エターナル・サンシャインのDachikoのレビュー・感想・評価

エターナル・サンシャイン(2004年製作の映画)
4.1
もし、かつて愛した人間との思い出を消すことができたら、自分は消すだろうか。

愛する人が自分の元からいなくなってしまった時、起こす行動は人それぞれ。人の本性が出るタイミングは様々だけど、このシチュエーションもその1つに入るのではないだろうか。
失わまいと奔走して空回りしたり、相手を傷つけてしまったり、自己嫌悪に苛まれたり、または諦めて何日も泣き通したり、何かに誰かにやつ当たってしまったり、他の異性に一時の安らぎを求めたり。

やっぱり、臭い歌の歌詞じゃないけれど、数えきれない数の人間がいる中で、天文学レベルの可能性の中で出会えて、また更に天文学レベルの可能性の中で親密になれた人に固執してしまうのはしょうがないことだと思う。
愛の名の下にはどんな善も悪も良識も理性も概念も無力なんだろうな。結局そこには自分と相手しかいなくて、その2人次第でどこまでもゆけるし、どこまでも落ち得るのだろう。だからこそ、2人が相思相愛でいる間は何もかもが愛しいし、関係が悪化してしまえば何もかもが憎く感じてしまう。

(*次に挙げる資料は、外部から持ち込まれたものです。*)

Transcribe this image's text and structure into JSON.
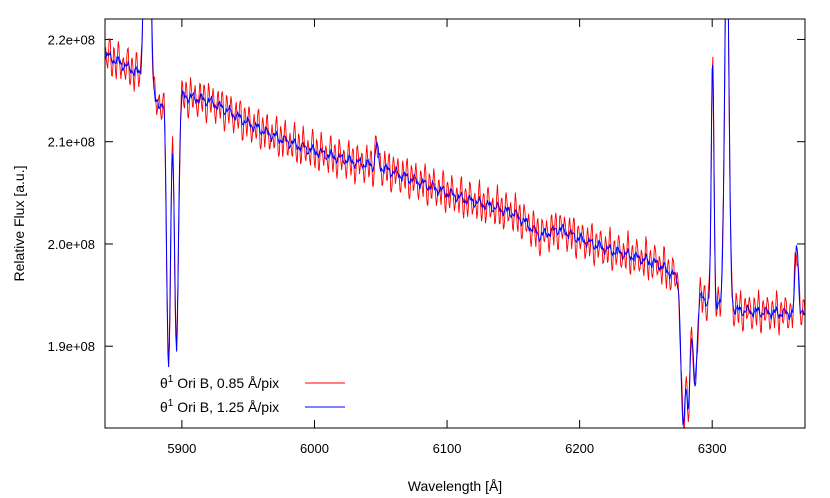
{
  "chart_data": {
    "type": "line",
    "title": "",
    "xlabel": "Wavelength [Å]",
    "ylabel": "Relative Flux [a.u.]",
    "xlim": [
      5842,
      6370
    ],
    "ylim": [
      182000000,
      222000000
    ],
    "x_ticks": [
      {
        "value": 5900,
        "label": "5900"
      },
      {
        "value": 6000,
        "label": "6000"
      },
      {
        "value": 6100,
        "label": "6100"
      },
      {
        "value": 6200,
        "label": "6200"
      },
      {
        "value": 6300,
        "label": "6300"
      }
    ],
    "y_ticks": [
      {
        "value": 190000000,
        "label": "1.9e+08"
      },
      {
        "value": 200000000,
        "label": "2.0e+08"
      },
      {
        "value": 210000000,
        "label": "2.1e+08"
      },
      {
        "value": 220000000,
        "label": "2.2e+08"
      }
    ],
    "grid": false,
    "legend_position": "bottom-left",
    "series": [
      {
        "name_prefix": "θ",
        "name_sup": "1",
        "name_suffix": " Ori B, 0.85 Å/pix",
        "color": "#ff0000",
        "ripple": 1500000,
        "ripple_period": 3.4
      },
      {
        "name_prefix": "θ",
        "name_sup": "1",
        "name_suffix": " Ori B, 1.25 Å/pix",
        "color": "#0000ff",
        "ripple": 0,
        "ripple_period": 0
      }
    ],
    "continuum": [
      [
        5842,
        218500000
      ],
      [
        5860,
        217200000
      ],
      [
        5870,
        216500000
      ],
      [
        5876,
        215000000
      ],
      [
        5880,
        213800000
      ],
      [
        5885,
        213700000
      ],
      [
        5888,
        214500000
      ],
      [
        5893,
        213500000
      ],
      [
        5898,
        213800000
      ],
      [
        5900,
        214500000
      ],
      [
        5920,
        214000000
      ],
      [
        5935,
        213000000
      ],
      [
        5950,
        211800000
      ],
      [
        5970,
        210500000
      ],
      [
        5990,
        209500000
      ],
      [
        6010,
        208700000
      ],
      [
        6030,
        208000000
      ],
      [
        6050,
        207500000
      ],
      [
        6070,
        206500000
      ],
      [
        6090,
        205500000
      ],
      [
        6110,
        204500000
      ],
      [
        6130,
        203800000
      ],
      [
        6150,
        203000000
      ],
      [
        6160,
        202000000
      ],
      [
        6170,
        200800000
      ],
      [
        6185,
        201500000
      ],
      [
        6200,
        200500000
      ],
      [
        6220,
        199500000
      ],
      [
        6240,
        198800000
      ],
      [
        6260,
        198000000
      ],
      [
        6270,
        197000000
      ],
      [
        6275,
        196500000
      ],
      [
        6300,
        194000000
      ],
      [
        6320,
        193500000
      ],
      [
        6340,
        193300000
      ],
      [
        6360,
        193200000
      ],
      [
        6370,
        193000000
      ]
    ],
    "features": [
      {
        "center": 5872,
        "width": 1.2,
        "depth": 15000000
      },
      {
        "center": 5876,
        "width": 1.2,
        "depth": 15000000
      },
      {
        "center": 5889.9,
        "width": 1.4,
        "depth": -26000000
      },
      {
        "center": 5895.9,
        "width": 1.4,
        "depth": -24000000
      },
      {
        "center": 6047,
        "width": 1.0,
        "depth": 2200000
      },
      {
        "center": 6278,
        "width": 1.5,
        "depth": -14000000
      },
      {
        "center": 6282,
        "width": 1.5,
        "depth": -11000000
      },
      {
        "center": 6287,
        "width": 1.5,
        "depth": -9000000
      },
      {
        "center": 6300.3,
        "width": 1.0,
        "depth": 24000000
      },
      {
        "center": 6311,
        "width": 1.6,
        "depth": 38000000
      },
      {
        "center": 6363.8,
        "width": 1.2,
        "depth": 7000000
      }
    ]
  }
}
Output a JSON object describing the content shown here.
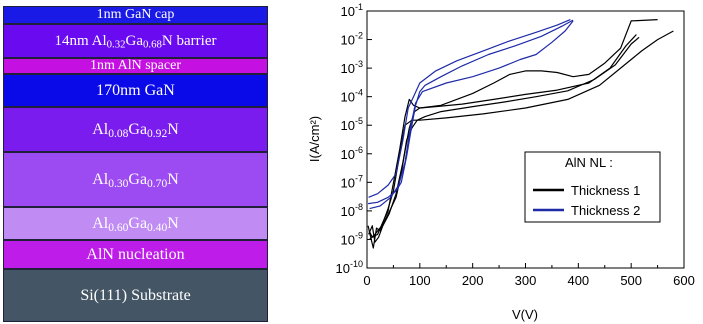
{
  "layer_stack": {
    "layers": [
      {
        "id": "cap",
        "parts": [
          {
            "t": "1nm GaN cap"
          }
        ],
        "color": "#1a1ae6"
      },
      {
        "id": "barrier",
        "parts": [
          {
            "t": "14nm Al"
          },
          {
            "t": "0.32",
            "sub": true
          },
          {
            "t": "Ga"
          },
          {
            "t": "0.68",
            "sub": true
          },
          {
            "t": "N barrier"
          }
        ],
        "color": "#6a0af0"
      },
      {
        "id": "spacer",
        "parts": [
          {
            "t": "1nm AlN spacer"
          }
        ],
        "color": "#c410e0"
      },
      {
        "id": "gan",
        "parts": [
          {
            "t": "170nm GaN"
          }
        ],
        "color": "#0a0ae8"
      },
      {
        "id": "algan008",
        "parts": [
          {
            "t": "Al"
          },
          {
            "t": "0.08",
            "sub": true
          },
          {
            "t": "Ga"
          },
          {
            "t": "0.92",
            "sub": true
          },
          {
            "t": "N"
          }
        ],
        "color": "#7a1cee"
      },
      {
        "id": "algan030",
        "parts": [
          {
            "t": "Al"
          },
          {
            "t": "0.30",
            "sub": true
          },
          {
            "t": "Ga"
          },
          {
            "t": "0.70",
            "sub": true
          },
          {
            "t": "N"
          }
        ],
        "color": "#9c4af2"
      },
      {
        "id": "algan060",
        "parts": [
          {
            "t": "Al"
          },
          {
            "t": "0.60",
            "sub": true
          },
          {
            "t": "Ga"
          },
          {
            "t": "0.40",
            "sub": true
          },
          {
            "t": "N"
          }
        ],
        "color": "#c08cf4"
      },
      {
        "id": "aln",
        "parts": [
          {
            "t": "AlN nucleation"
          }
        ],
        "color": "#be1ce8"
      },
      {
        "id": "si",
        "parts": [
          {
            "t": "Si(111) Substrate"
          }
        ],
        "color": "#445565"
      }
    ]
  },
  "chart_data": {
    "type": "line",
    "xlabel": "V(V)",
    "ylabel": "I(A/cm²)",
    "xlim": [
      0,
      600
    ],
    "ylim": [
      1e-10,
      0.1
    ],
    "y_scale": "log",
    "x_ticks": [
      0,
      100,
      200,
      300,
      400,
      500,
      600
    ],
    "y_ticks": [
      {
        "v": 1e-10,
        "exp": "-10"
      },
      {
        "v": 1e-09,
        "exp": "-9"
      },
      {
        "v": 1e-08,
        "exp": "-8"
      },
      {
        "v": 1e-07,
        "exp": "-7"
      },
      {
        "v": 1e-06,
        "exp": "-6"
      },
      {
        "v": 1e-05,
        "exp": "-5"
      },
      {
        "v": 0.0001,
        "exp": "-4"
      },
      {
        "v": 0.001,
        "exp": "-3"
      },
      {
        "v": 0.01,
        "exp": "-2"
      },
      {
        "v": 0.1,
        "exp": "-1"
      }
    ],
    "tick_base": "10",
    "legend": {
      "title": "AlN NL :",
      "position": "center-right"
    },
    "series": [
      {
        "name": "Thickness 1",
        "color": "#000000",
        "curves": [
          [
            [
              2,
              3e-09
            ],
            [
              8,
              1e-09
            ],
            [
              12,
              5e-10
            ],
            [
              18,
              2.5e-09
            ],
            [
              25,
              2e-09
            ],
            [
              35,
              5e-09
            ],
            [
              45,
              1.2e-08
            ],
            [
              55,
              3e-08
            ],
            [
              65,
              2e-07
            ],
            [
              75,
              3e-06
            ],
            [
              85,
              8e-06
            ],
            [
              95,
              1.5e-05
            ],
            [
              110,
              2e-05
            ],
            [
              140,
              3e-05
            ],
            [
              200,
              4.5e-05
            ],
            [
              260,
              6.5e-05
            ],
            [
              320,
              0.0001
            ],
            [
              380,
              0.00016
            ],
            [
              430,
              0.0004
            ],
            [
              470,
              0.0013
            ],
            [
              500,
              0.007
            ],
            [
              515,
              0.012
            ]
          ],
          [
            [
              3,
              1.5e-09
            ],
            [
              10,
              3e-09
            ],
            [
              15,
              8e-10
            ],
            [
              22,
              1.2e-09
            ],
            [
              30,
              3e-09
            ],
            [
              42,
              8e-09
            ],
            [
              55,
              4e-08
            ],
            [
              68,
              5e-07
            ],
            [
              80,
              8e-06
            ],
            [
              90,
              3e-05
            ],
            [
              100,
              4e-05
            ],
            [
              130,
              4.5e-05
            ],
            [
              180,
              5.5e-05
            ],
            [
              240,
              8e-05
            ],
            [
              300,
              0.00012
            ],
            [
              360,
              0.00017
            ],
            [
              420,
              0.0003
            ],
            [
              460,
              0.001
            ],
            [
              490,
              0.006
            ],
            [
              505,
              0.012
            ],
            [
              510,
              0.015
            ]
          ],
          [
            [
              4,
              2e-09
            ],
            [
              10,
              1.2e-09
            ],
            [
              20,
              1.5e-09
            ],
            [
              30,
              4e-09
            ],
            [
              40,
              1e-08
            ],
            [
              52,
              1.5e-07
            ],
            [
              62,
              1.5e-06
            ],
            [
              72,
              2e-05
            ],
            [
              80,
              8e-05
            ],
            [
              88,
              5e-05
            ],
            [
              100,
              4e-05
            ],
            [
              140,
              5e-05
            ],
            [
              200,
              0.00013
            ],
            [
              240,
              0.0003
            ],
            [
              270,
              0.0006
            ],
            [
              300,
              0.0008
            ],
            [
              330,
              0.0008
            ],
            [
              360,
              0.0007
            ],
            [
              390,
              0.0005
            ],
            [
              420,
              0.0006
            ],
            [
              450,
              0.0015
            ],
            [
              480,
              0.005
            ],
            [
              500,
              0.045
            ],
            [
              550,
              0.05
            ]
          ],
          [
            [
              5,
              1e-09
            ],
            [
              15,
              1.5e-09
            ],
            [
              28,
              3e-09
            ],
            [
              40,
              1.2e-08
            ],
            [
              50,
              5e-08
            ],
            [
              60,
              6e-07
            ],
            [
              72,
              1e-05
            ],
            [
              85,
              1.5e-05
            ],
            [
              100,
              1.5e-05
            ],
            [
              150,
              1.8e-05
            ],
            [
              220,
              2.5e-05
            ],
            [
              300,
              4e-05
            ],
            [
              380,
              8e-05
            ],
            [
              440,
              0.00025
            ],
            [
              480,
              0.001
            ],
            [
              520,
              0.004
            ],
            [
              550,
              0.01
            ],
            [
              580,
              0.02
            ]
          ]
        ]
      },
      {
        "name": "Thickness 2",
        "color": "#1e2aa8",
        "curves": [
          [
            [
              2,
              1.8e-08
            ],
            [
              20,
              2e-08
            ],
            [
              40,
              3e-08
            ],
            [
              55,
              5e-08
            ],
            [
              65,
              1e-07
            ],
            [
              75,
              8e-07
            ],
            [
              85,
              1e-05
            ],
            [
              92,
              5e-05
            ],
            [
              100,
              0.00015
            ],
            [
              110,
              0.00025
            ],
            [
              140,
              0.0005
            ],
            [
              180,
              0.0012
            ],
            [
              230,
              0.003
            ],
            [
              280,
              0.006
            ],
            [
              330,
              0.013
            ],
            [
              370,
              0.03
            ],
            [
              390,
              0.048
            ]
          ],
          [
            [
              3,
              3e-08
            ],
            [
              20,
              4e-08
            ],
            [
              40,
              8e-08
            ],
            [
              55,
              2e-07
            ],
            [
              68,
              3e-06
            ],
            [
              78,
              4e-05
            ],
            [
              88,
              0.0001
            ],
            [
              100,
              0.0003
            ],
            [
              130,
              0.0008
            ],
            [
              170,
              0.0018
            ],
            [
              220,
              0.004
            ],
            [
              270,
              0.009
            ],
            [
              320,
              0.018
            ],
            [
              360,
              0.032
            ],
            [
              385,
              0.05
            ]
          ],
          [
            [
              5,
              1.2e-08
            ],
            [
              25,
              1.5e-08
            ],
            [
              45,
              3e-08
            ],
            [
              60,
              8e-08
            ],
            [
              72,
              5e-07
            ],
            [
              82,
              8e-06
            ],
            [
              92,
              6e-05
            ],
            [
              105,
              0.00015
            ],
            [
              150,
              0.0003
            ],
            [
              200,
              0.0005
            ],
            [
              250,
              0.001
            ],
            [
              290,
              0.002
            ],
            [
              320,
              0.003
            ],
            [
              350,
              0.008
            ],
            [
              375,
              0.02
            ],
            [
              390,
              0.045
            ]
          ]
        ]
      }
    ]
  }
}
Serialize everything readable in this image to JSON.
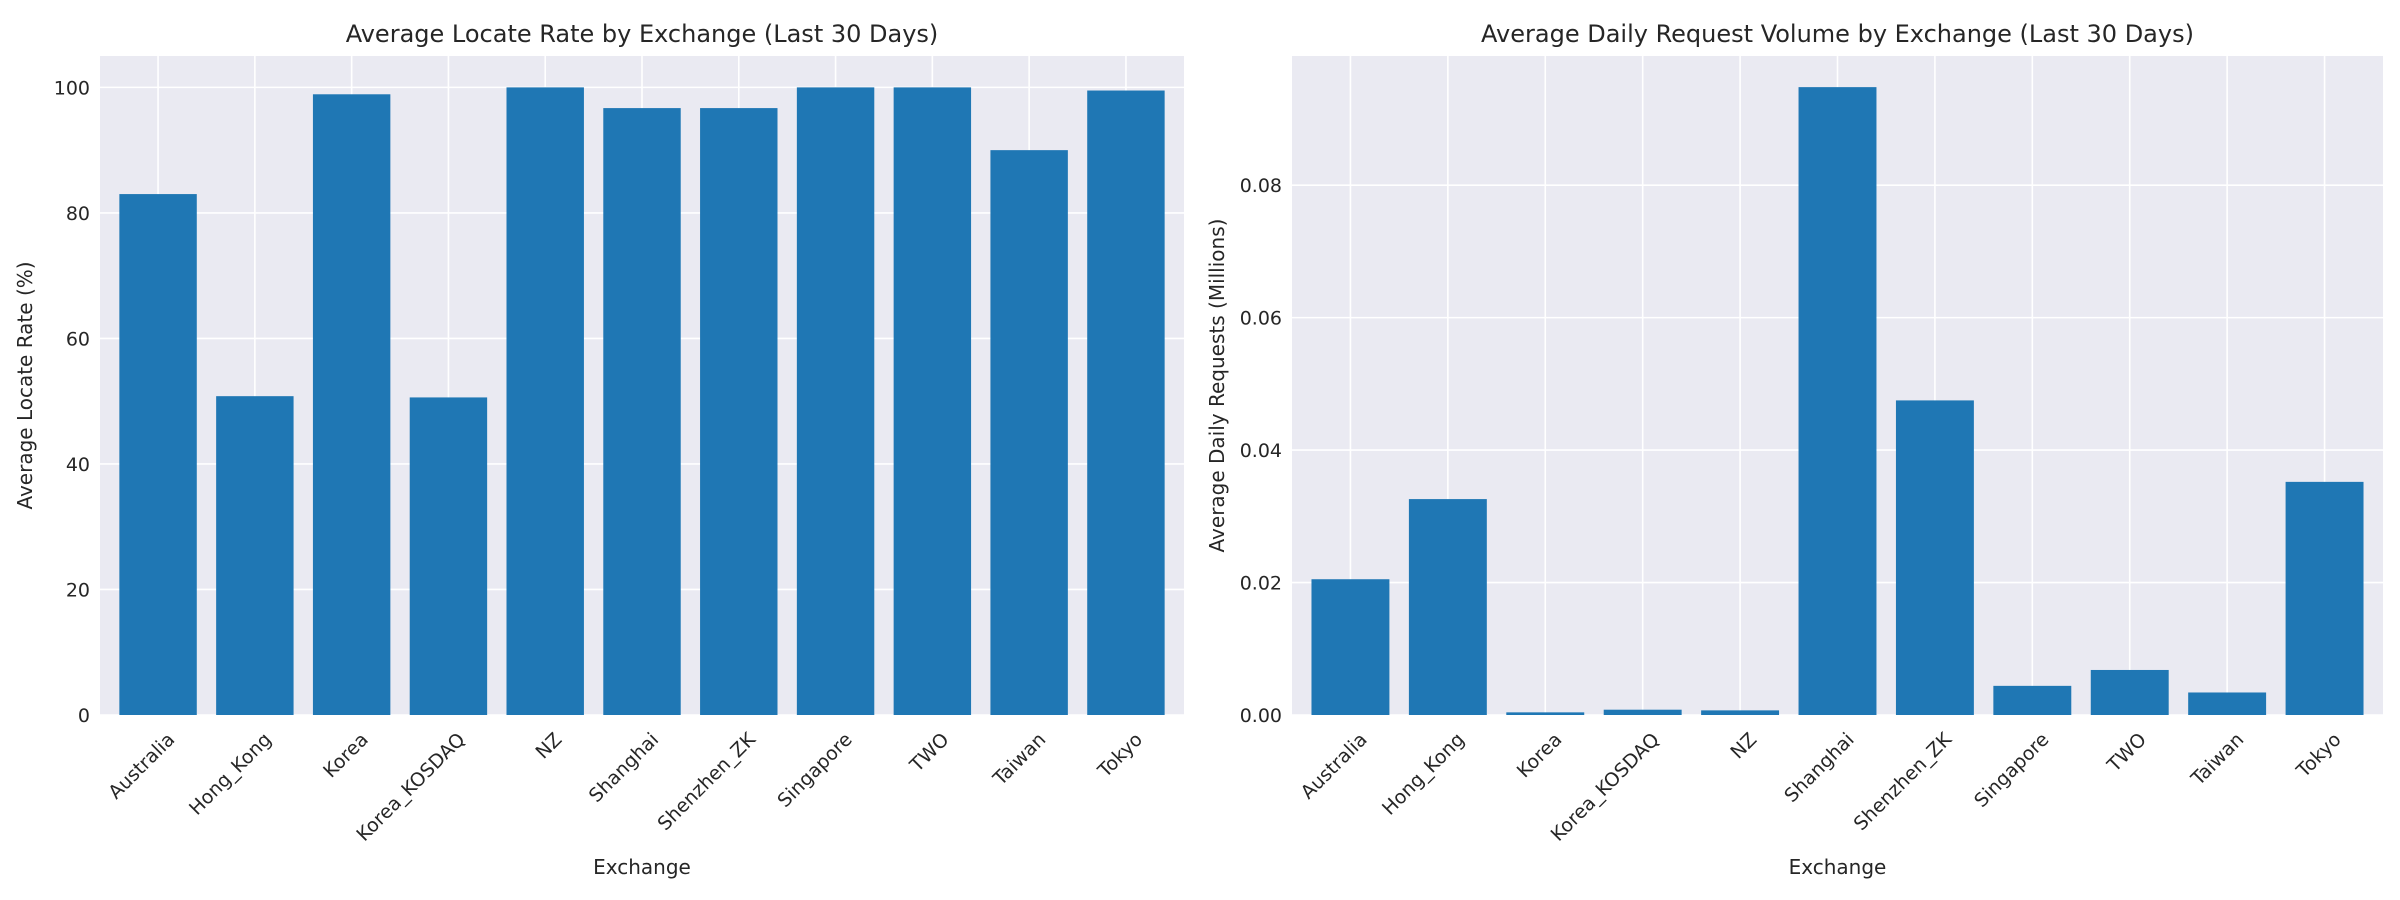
{
  "chart_data": [
    {
      "type": "bar",
      "title": "Average Locate Rate by Exchange (Last 30 Days)",
      "xlabel": "Exchange",
      "ylabel": "Average Locate Rate (%)",
      "categories": [
        "Australia",
        "Hong_Kong",
        "Korea",
        "Korea_KOSDAQ",
        "NZ",
        "Shanghai",
        "Shenzhen_ZK",
        "Singapore",
        "TWO",
        "Taiwan",
        "Tokyo"
      ],
      "values": [
        83.0,
        50.8,
        98.9,
        50.6,
        100.0,
        96.7,
        96.7,
        100.0,
        100.0,
        90.0,
        99.5
      ],
      "ylim": [
        0,
        105
      ],
      "yticks": [
        0,
        20,
        40,
        60,
        80,
        100
      ],
      "ytick_labels": [
        "0",
        "20",
        "40",
        "60",
        "80",
        "100"
      ],
      "grid": true,
      "color": "#1f77b4"
    },
    {
      "type": "bar",
      "title": "Average Daily Request Volume by Exchange (Last 30 Days)",
      "xlabel": "Exchange",
      "ylabel": "Average Daily Requests (Millions)",
      "categories": [
        "Australia",
        "Hong_Kong",
        "Korea",
        "Korea_KOSDAQ",
        "NZ",
        "Shanghai",
        "Shenzhen_ZK",
        "Singapore",
        "TWO",
        "Taiwan",
        "Tokyo"
      ],
      "values": [
        0.0205,
        0.0326,
        0.0004,
        0.0008,
        0.0007,
        0.0948,
        0.0475,
        0.0044,
        0.0068,
        0.0034,
        0.0352
      ],
      "ylim": [
        0,
        0.0995
      ],
      "yticks": [
        0,
        0.02,
        0.04,
        0.06,
        0.08
      ],
      "ytick_labels": [
        "0.00",
        "0.02",
        "0.04",
        "0.06",
        "0.08"
      ],
      "grid": true,
      "color": "#1f77b4"
    }
  ]
}
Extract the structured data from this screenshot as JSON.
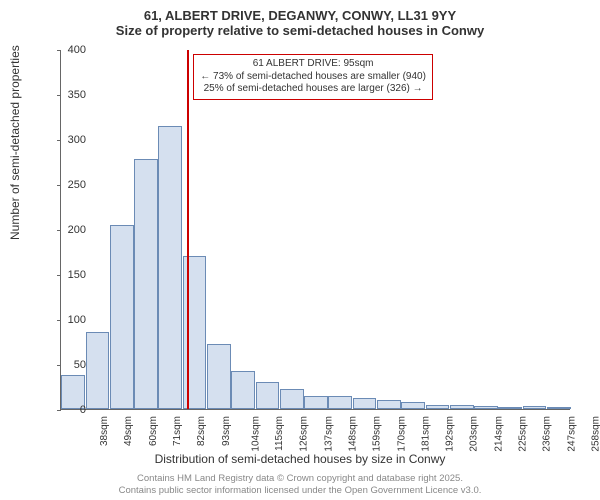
{
  "title_line1": "61, ALBERT DRIVE, DEGANWY, CONWY, LL31 9YY",
  "title_line2": "Size of property relative to semi-detached houses in Conwy",
  "ylabel": "Number of semi-detached properties",
  "xlabel": "Distribution of semi-detached houses by size in Conwy",
  "footer_line1": "Contains HM Land Registry data © Crown copyright and database right 2025.",
  "footer_line2": "Contains public sector information licensed under the Open Government Licence v3.0.",
  "info_line1": "61 ALBERT DRIVE: 95sqm",
  "info_line2": "← 73% of semi-detached houses are smaller (940)",
  "info_line3": "25% of semi-detached houses are larger (326) →",
  "chart": {
    "type": "bar",
    "ylim": [
      0,
      400
    ],
    "ytick_step": 50,
    "bar_fill": "#d5e0ef",
    "bar_stroke": "#6b8bb5",
    "marker_color": "#cc0000",
    "marker_category_index": 5,
    "background_color": "#ffffff",
    "axis_color": "#666666",
    "categories": [
      "38sqm",
      "49sqm",
      "60sqm",
      "71sqm",
      "82sqm",
      "93sqm",
      "104sqm",
      "115sqm",
      "126sqm",
      "137sqm",
      "148sqm",
      "159sqm",
      "170sqm",
      "181sqm",
      "192sqm",
      "203sqm",
      "214sqm",
      "225sqm",
      "236sqm",
      "247sqm",
      "258sqm"
    ],
    "values": [
      38,
      86,
      205,
      278,
      315,
      170,
      72,
      42,
      30,
      22,
      14,
      14,
      12,
      10,
      8,
      5,
      4,
      3,
      0,
      3,
      2
    ],
    "title_fontsize": 13,
    "label_fontsize": 12,
    "tick_fontsize": 11,
    "info_fontsize": 10,
    "footer_fontsize": 9.5,
    "footer_color": "#888888",
    "text_color": "#333333"
  }
}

ジョアンは元恋人のクレメンタインが自分の記憶を消してしまったことを知ったのをきっかけに、自分も記憶を消そうとする。憎さ故に。けど失いかけてから、その記憶の大切さに気付く。
記憶まで失ってしまったら、本当の意味でその人を失ってしまうから。同じ人を2度失う事になってしまうから。そして、結局その人を忘れても、再会すればまた同じように恋に落ちてしまう事が心の底では分かっているから。

だからその記憶だけは大切にしておくべきだと思う。「忘却はより良き前進を生む」「忘却とは許す事だ」というセリフがあったが、忘却無しに前進できる事 が最善だと思うのだ。こんな事もあったなあ、と笑って、少し懐かしんで振りかえれる方がよっぽどいいと思うのだ。

ただ、結局、愛する人の大切さも、その人との思い出も、失ってからまたは失いかけてからしか、真には理解できないのだろうか。

んーあまりまとまりのないレビューになってしまった。。やっぱり恋愛映画は難しい。。本当に恋愛はその2人次第だと思うから、所詮他人は意見することは出来ない。

ただ1つ言えることは、この映画の原題である、『eternal sunshine of the spotless mind(曇りなき心に差し込む永遠の太陽の輝き』のような人間と大切な関係になれる事は、本当に素晴らしい事なのだと思う。例えそれがバッドエンドで終わる事になるとしても。

「人は残りの人生を決定づける人と結びつく事はできる。けどその結びつきは永遠には続かない。その事は物凄く美しくて、切なくて、驚くべき事だと僕は気付いたんだ」デミアン・チャゼル(LALALANDの監督)

だから決してそんな人との良い思い出を忘れてはいけない。
たまには思い出して、笑ってみる事が1番いいんだ。